I’m not trying to make excuses but I find this kind of set back frustrating. Largely I am annoyed because I just can’t seem to go 10 feet without being knocked back 6. I have given my all to the Lord, and I am preaching and teaching every chance I get. I’m not engaging in reckless behaviors. I’m going to church regularly, and yet I just can’t seem to get to a point where I am in the life I have always dreamt of. I know that God has a plan for me, and my faith tells me to be strong, but the personality type doesn’t do well without closure, without answers. I am a logical planner and I need to know the why when something fails because without the why I don’t know what it is I’m to learn. I have struggled in the past with my faith and trusting in the Lord to lead me out of the struggle. I’ve never stopped believing in God, but I won’t lie, God and me haven’t always seen eye to eye. Obviously I have never won any arguments. I feel a little like Bruce trying to figure out why I keep rolling snake eyes, getting the worst of the luck, and having plan after plan fail in front of me. The future is as blurry to me now as it ever has been. All I can do now is dry my eyes, tighten my boots, and get ready to start a new trek.
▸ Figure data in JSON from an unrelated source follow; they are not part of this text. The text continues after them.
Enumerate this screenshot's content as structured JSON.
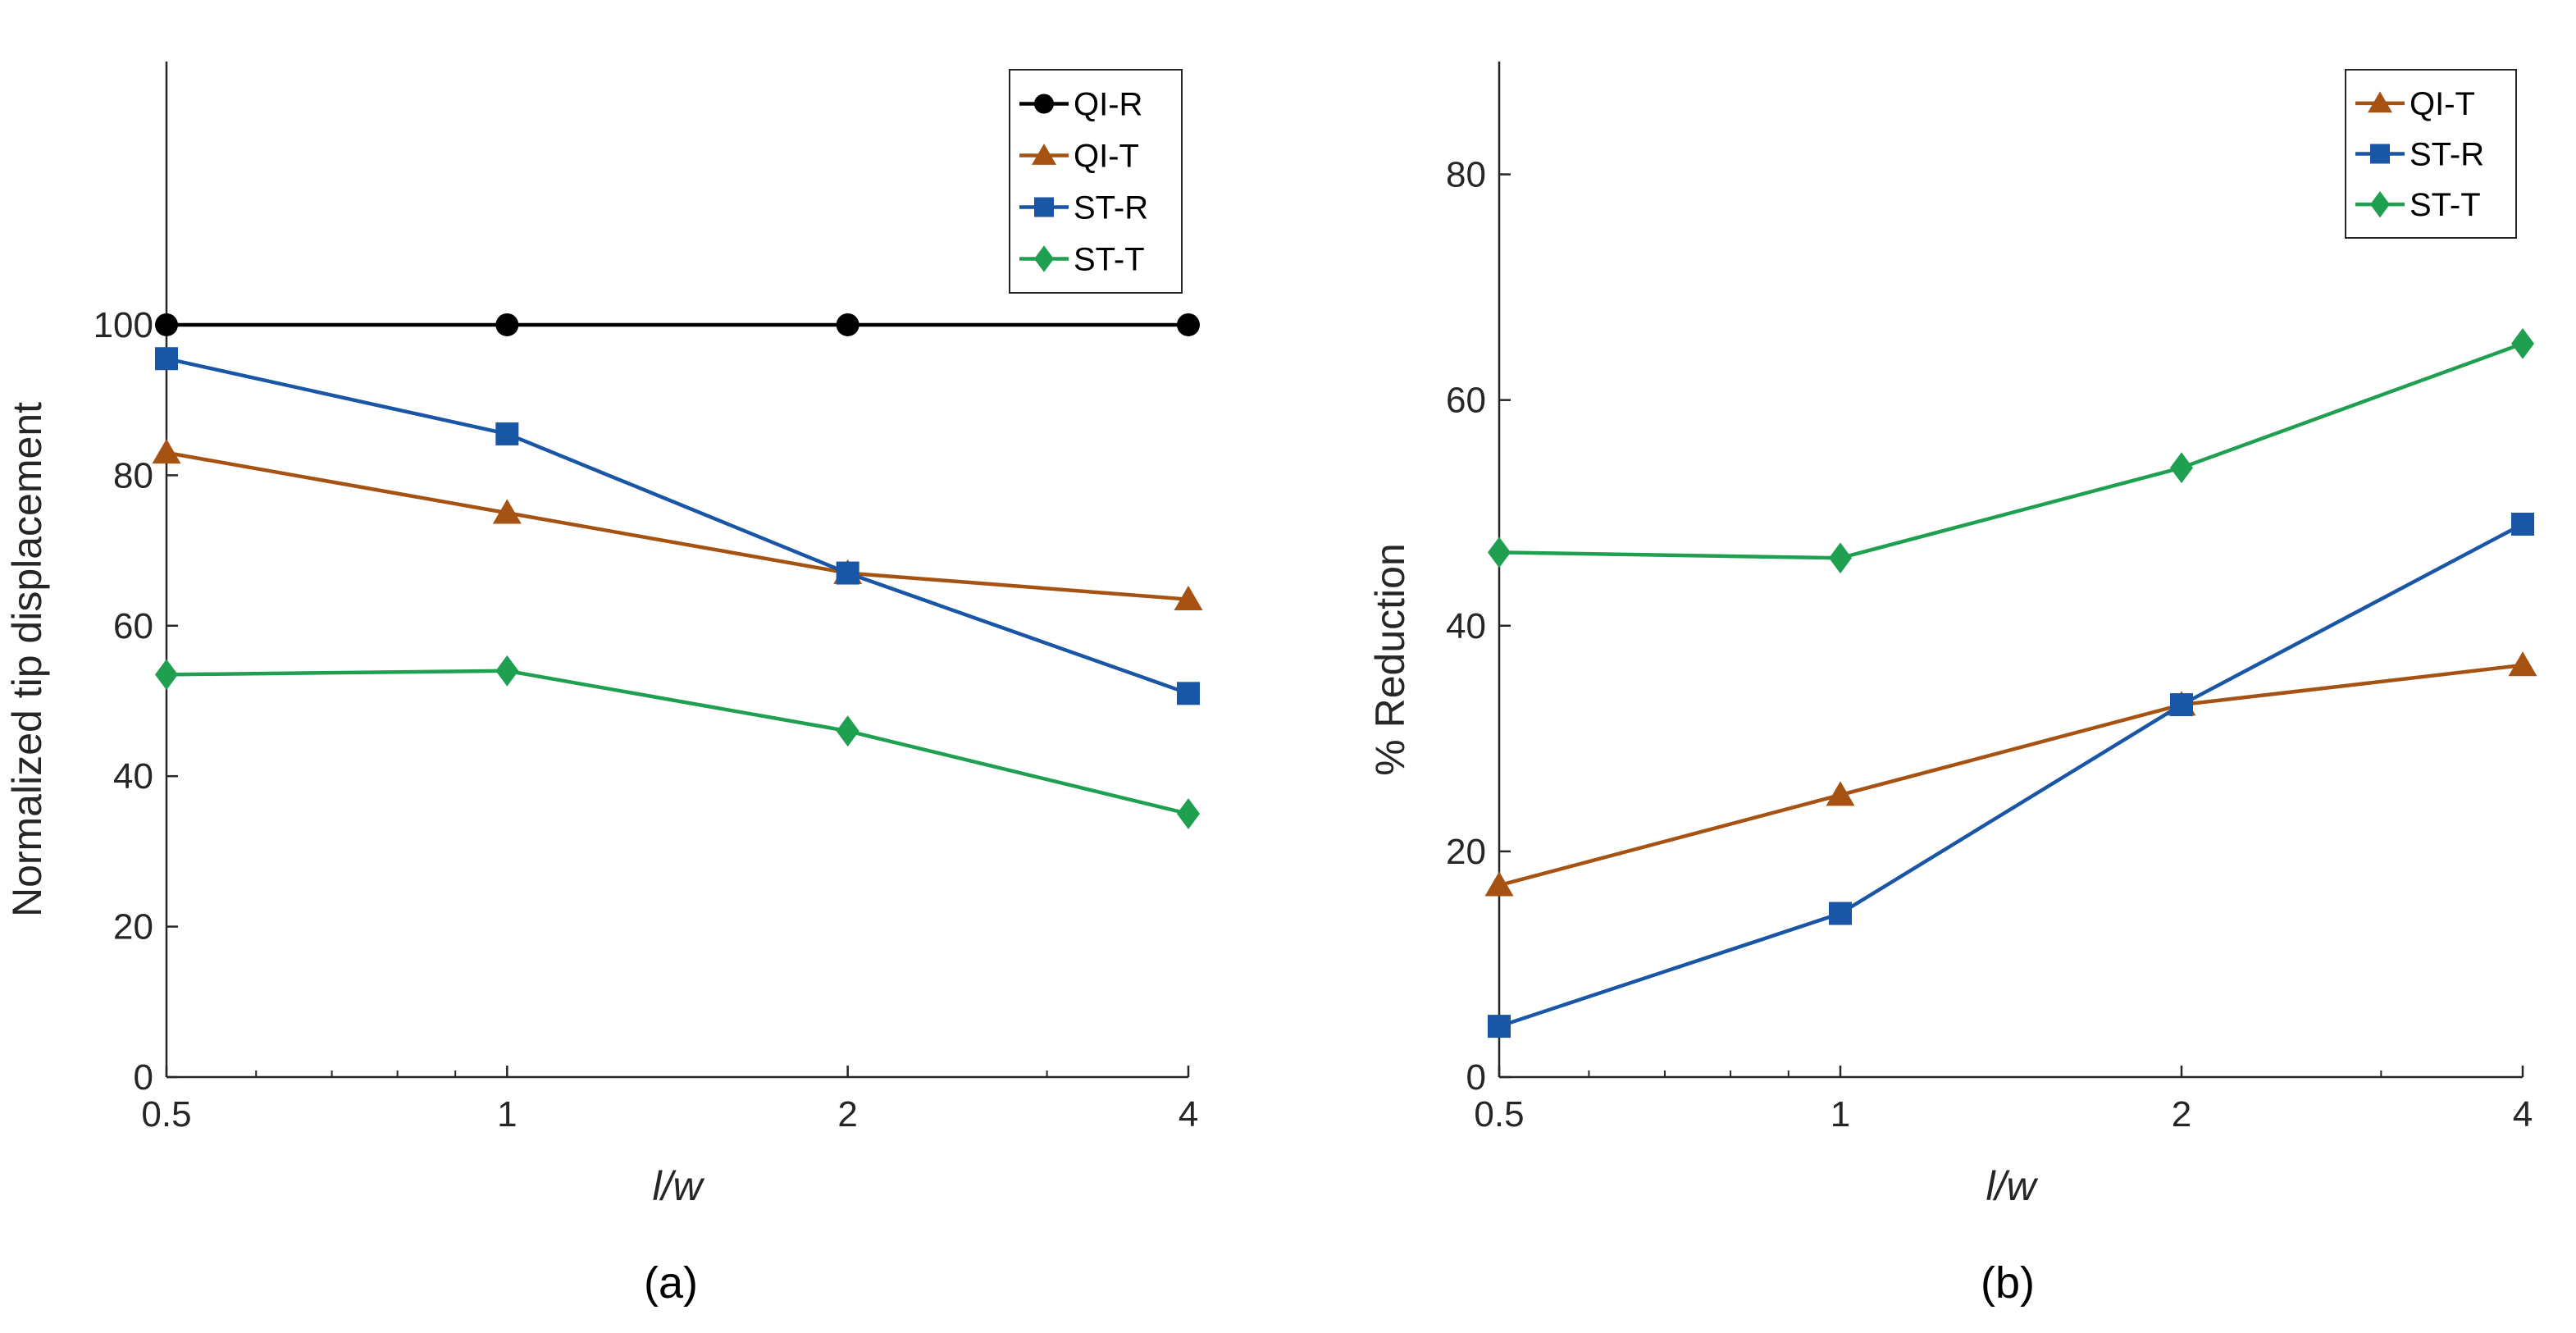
{
  "chart_data": [
    {
      "type": "line",
      "caption": "(a)",
      "xscale": "log",
      "x": [
        0.5,
        1,
        2,
        4
      ],
      "xticks": [
        "0.5",
        "1",
        "2",
        "4"
      ],
      "xlabel": "l/w",
      "ylabel": "Normalized tip displacement",
      "ylim": [
        0,
        135
      ],
      "yticks": [
        0,
        20,
        40,
        60,
        80,
        100
      ],
      "legend": "top-right",
      "series": [
        {
          "name": "QI-R",
          "color": "#000000",
          "marker": "circle",
          "values": [
            100,
            100,
            100,
            100
          ]
        },
        {
          "name": "QI-T",
          "color": "#A65212",
          "marker": "triangle",
          "values": [
            83,
            75,
            67,
            63.5
          ]
        },
        {
          "name": "ST-R",
          "color": "#1A56A6",
          "marker": "square",
          "values": [
            95.5,
            85.5,
            67,
            51
          ]
        },
        {
          "name": "ST-T",
          "color": "#1FA051",
          "marker": "diamond",
          "values": [
            53.5,
            54,
            46,
            35
          ]
        }
      ]
    },
    {
      "type": "line",
      "caption": "(b)",
      "xscale": "log",
      "x": [
        0.5,
        1,
        2,
        4
      ],
      "xticks": [
        "0.5",
        "1",
        "2",
        "4"
      ],
      "xlabel": "l/w",
      "ylabel": "% Reduction",
      "ylim": [
        0,
        90
      ],
      "yticks": [
        0,
        20,
        40,
        60,
        80
      ],
      "legend": "top-right",
      "series": [
        {
          "name": "QI-T",
          "color": "#A65212",
          "marker": "triangle",
          "values": [
            17,
            25,
            33,
            36.5
          ]
        },
        {
          "name": "ST-R",
          "color": "#1A56A6",
          "marker": "square",
          "values": [
            4.5,
            14.5,
            33,
            49
          ]
        },
        {
          "name": "ST-T",
          "color": "#1FA051",
          "marker": "diamond",
          "values": [
            46.5,
            46,
            54,
            65
          ]
        }
      ]
    }
  ]
}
Isaiah 35:8“A highway will be there, a roadway, And it will be called the Highway of Holiness The unclean will not travel on it, But it will be for him who walks that way, And fools will not wander on it.” Even though I wander, and I don’t know my path, I trust in my God. That does not take away the pain, but it means I can keep going. I feel like anyone else, and I have my questions, and sometimes I question God, but He’s always understanding. 2 Corinthians 5:7“7 for we walk by faith, not by sight.”  Though I don’t know my direction I walk strong and tall. I’ve got pain by my Lord heals my wounds. I walk in the darkness and I cannot see my way, but I feel the warmth of Jesus as the light guides my way. I don’t know where I am, and I don’t know where I’m going, but I know my way home. My savior promised a paradise waiting for me one day. I believe I am saved in the blood of Christ, and I know that no matter where my steps take me, one day I’ll reach that golden finish line. Isaiah 43:2 “When you pass through the waters, I will be with you; And through the rivers, they will not overflow you When you walk through the fire, you will not be scorched, Nor will the flame burn you.”
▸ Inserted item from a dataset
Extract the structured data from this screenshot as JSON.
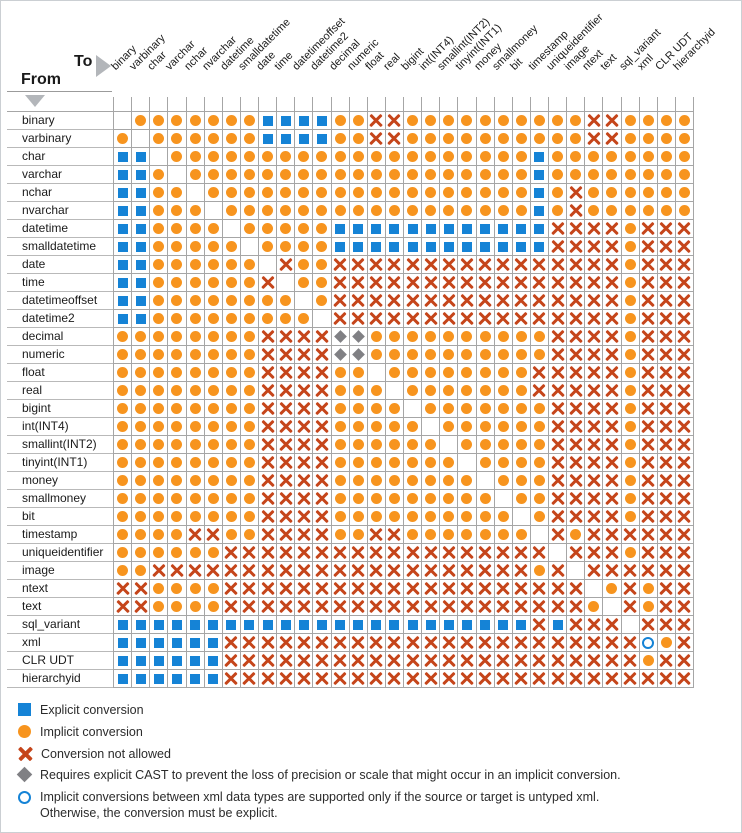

Today I don’t feel strong. Today I don’t feel courageous, so my God give me faith. My God give me courage. My God show me the way so I may walk without fear. My God today I feel alone, and today I am lost, so my God my God please stay with me tonight. I feel broken, and I don’t know where to turn. I have walked through the valley, and I have pain coming from every direction, and I feel as if the whole world is standing against me today. My God you protect me when I face my battles. My God your love is pure light, and my God I need faith to trust in you tonight. I feel the storm it’s all around. I know you have the power to calm the waters, to be fear for the storm, and you could make it all go away. My God can you stay with me, I will lift my hands, I will praise you, I will worship you. Tonight I’m on my knees and my tears flow to the ground, and I need you with me today.
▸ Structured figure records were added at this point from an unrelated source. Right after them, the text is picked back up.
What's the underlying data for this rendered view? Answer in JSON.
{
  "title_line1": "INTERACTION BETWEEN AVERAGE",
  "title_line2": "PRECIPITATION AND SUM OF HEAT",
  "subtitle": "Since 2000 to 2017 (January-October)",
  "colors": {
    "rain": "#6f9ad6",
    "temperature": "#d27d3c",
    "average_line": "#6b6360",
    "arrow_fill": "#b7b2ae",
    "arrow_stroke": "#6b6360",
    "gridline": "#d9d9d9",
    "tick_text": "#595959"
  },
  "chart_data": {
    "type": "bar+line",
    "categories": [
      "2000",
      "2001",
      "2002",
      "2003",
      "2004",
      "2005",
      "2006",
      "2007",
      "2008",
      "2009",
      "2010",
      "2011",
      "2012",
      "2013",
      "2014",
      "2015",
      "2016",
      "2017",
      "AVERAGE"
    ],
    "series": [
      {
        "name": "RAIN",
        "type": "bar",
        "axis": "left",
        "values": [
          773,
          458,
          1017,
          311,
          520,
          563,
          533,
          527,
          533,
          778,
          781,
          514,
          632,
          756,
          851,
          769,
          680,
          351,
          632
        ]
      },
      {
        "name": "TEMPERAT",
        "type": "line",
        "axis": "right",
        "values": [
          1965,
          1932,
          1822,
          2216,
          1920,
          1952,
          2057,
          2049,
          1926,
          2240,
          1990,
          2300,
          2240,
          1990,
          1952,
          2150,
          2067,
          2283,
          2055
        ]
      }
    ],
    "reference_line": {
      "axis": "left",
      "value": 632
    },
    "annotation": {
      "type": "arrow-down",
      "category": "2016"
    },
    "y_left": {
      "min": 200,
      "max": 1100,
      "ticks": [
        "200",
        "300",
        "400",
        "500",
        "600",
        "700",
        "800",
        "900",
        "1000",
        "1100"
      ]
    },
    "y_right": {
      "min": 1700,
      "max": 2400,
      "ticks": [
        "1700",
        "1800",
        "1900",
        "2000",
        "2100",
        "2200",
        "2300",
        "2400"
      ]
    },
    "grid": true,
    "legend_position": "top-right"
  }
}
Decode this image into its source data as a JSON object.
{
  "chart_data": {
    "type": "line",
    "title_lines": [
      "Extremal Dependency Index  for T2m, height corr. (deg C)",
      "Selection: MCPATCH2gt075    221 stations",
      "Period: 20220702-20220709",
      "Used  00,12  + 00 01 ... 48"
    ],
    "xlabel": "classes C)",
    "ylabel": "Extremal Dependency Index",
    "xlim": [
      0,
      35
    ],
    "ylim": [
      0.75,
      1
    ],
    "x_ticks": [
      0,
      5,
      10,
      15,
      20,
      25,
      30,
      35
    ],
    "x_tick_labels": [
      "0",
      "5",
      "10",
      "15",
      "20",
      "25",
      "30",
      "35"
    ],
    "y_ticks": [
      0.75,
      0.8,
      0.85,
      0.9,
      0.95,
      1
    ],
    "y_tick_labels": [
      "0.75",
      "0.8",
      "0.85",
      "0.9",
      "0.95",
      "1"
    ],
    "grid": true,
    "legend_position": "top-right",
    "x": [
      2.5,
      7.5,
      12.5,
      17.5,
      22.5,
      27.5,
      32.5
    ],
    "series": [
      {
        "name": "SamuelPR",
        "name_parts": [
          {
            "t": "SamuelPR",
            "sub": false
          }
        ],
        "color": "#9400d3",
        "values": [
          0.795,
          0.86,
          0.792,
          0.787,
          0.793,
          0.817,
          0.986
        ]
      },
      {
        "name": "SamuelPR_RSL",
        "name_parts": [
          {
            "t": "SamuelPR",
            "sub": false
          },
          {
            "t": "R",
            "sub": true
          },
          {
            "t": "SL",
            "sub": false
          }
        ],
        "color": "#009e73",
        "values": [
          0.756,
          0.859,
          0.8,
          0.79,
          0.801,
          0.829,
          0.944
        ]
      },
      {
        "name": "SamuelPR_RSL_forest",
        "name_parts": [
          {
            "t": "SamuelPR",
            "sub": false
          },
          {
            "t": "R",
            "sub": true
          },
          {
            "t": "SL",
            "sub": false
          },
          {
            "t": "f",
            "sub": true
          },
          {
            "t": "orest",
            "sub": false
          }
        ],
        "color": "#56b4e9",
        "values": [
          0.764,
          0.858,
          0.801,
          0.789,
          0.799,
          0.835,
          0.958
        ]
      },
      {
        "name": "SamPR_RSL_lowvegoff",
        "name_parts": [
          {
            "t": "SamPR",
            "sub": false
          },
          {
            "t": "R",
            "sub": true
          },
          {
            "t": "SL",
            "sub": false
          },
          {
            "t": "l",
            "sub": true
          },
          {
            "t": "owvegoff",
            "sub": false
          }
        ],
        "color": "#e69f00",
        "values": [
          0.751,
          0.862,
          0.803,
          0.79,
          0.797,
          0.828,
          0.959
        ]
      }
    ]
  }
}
If you feel like me, and the world is just heavy, take a moment to step back and pray. Every day we need to remember that attacks will come and if not towards us, then those whom we care for. We must remain vigilant and keep the word in our hearts. The world is designed to break us, to tear us down, and pull us away from Christ.  “Why do we fall? So we can learn to pick ourselves up.”  (Alfred, Batman Begins)We will have setbacks in our life, and we will fall. We will encounter struggles we never imagined, and we will face a world we don’t recognize. Our true strength doesn’t come from our own determination, but from the Lord above. Our true purpose is to Love our God and to do the works God would have us do. “Whatever you do, remember that. You’re going to make a difference. A lot of times it won’t be huge, it won’t be visible even. But it will matter just the same. Don’t do it for praise or money, that’s what I want to tell you. Do it because it needs to be done. Do it to make your world better.” (Ed Brubaker, Gotham Central, Book One: In the Line of Duty) Every day you wake is a new day to get out there an make a difference. Quitting is letting the Devil win, so keep pushing, keep moving, keep fighting, and don’t ever doubt who’s in your corner.